Beer was good to Mickey Duffy. He made enough bucks brewing suds that he had a Mediterranean villa-style mansion built. It was just outside Philly at 1505 City Line Ave. in the Penn Wynne section of Lower Merion, Pennsylvania. Duffy’s house was known as the House of the Black Palm or The Black Palm Castle, because it had a black wrought-iron palm tree imprint on the front. Duffy added custom design work, detailed it with marble and mahogany, put in a room with steel walls and an electric door and an expensive alarm system. Duffy moved in with his wife. He had his associates move in as neighbors.
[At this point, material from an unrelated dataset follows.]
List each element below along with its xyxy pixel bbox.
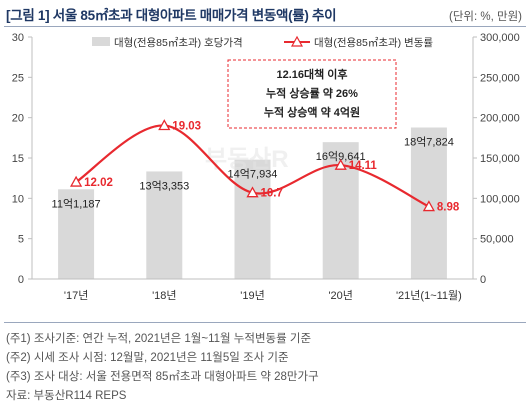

Philadelphia District Attorney John Monaghan called Duffy, the “King of the Numbers Racket.” Duffy got heat after Prohibition Agent John Finiello was killed in a raid at one of his breweries in Elizabeth, N.J., on September 19, 1930. Local cops cracked down on all Duffy’s doings and it pissed off Joseph Beatty, Duffy’s chauffer and bodyguard.
If you snooze, you lose. Duffy was killed while taking a nap at the Ambassador Hotel in Atlantic City in what looks like a power grab on Aug. 31, 1931. He was 39 or 42 depending on reports. The case is still officially unsolved, but that’s just the law. The guys that shot Duffy, Samuel E. Grossman and Albert Skale, were hit two months at a club on Watts Street and Girard Avenue in December 1931. The payback started a mob war in Philadelphia. Thousands came to see Duffy off, the line of mourners stretched down City Avenue, near 77th Street, but cops only allowed the family and some friends with special passes to attend the funeral. The next day, a 31-car procession moved his body to Mount Moriah Cemetery in Philadelphia. Duffy was buried in a solid bronze coffin.
According to his papers, Duffy was only worth about 7 large when he died. His mouthpiece said Duffy was a generous guy who gave his money away. The feds taxed his wife and the Black Palm Castle and even the funeral director sued for money. Of course, by then Edith was nowhere to be found.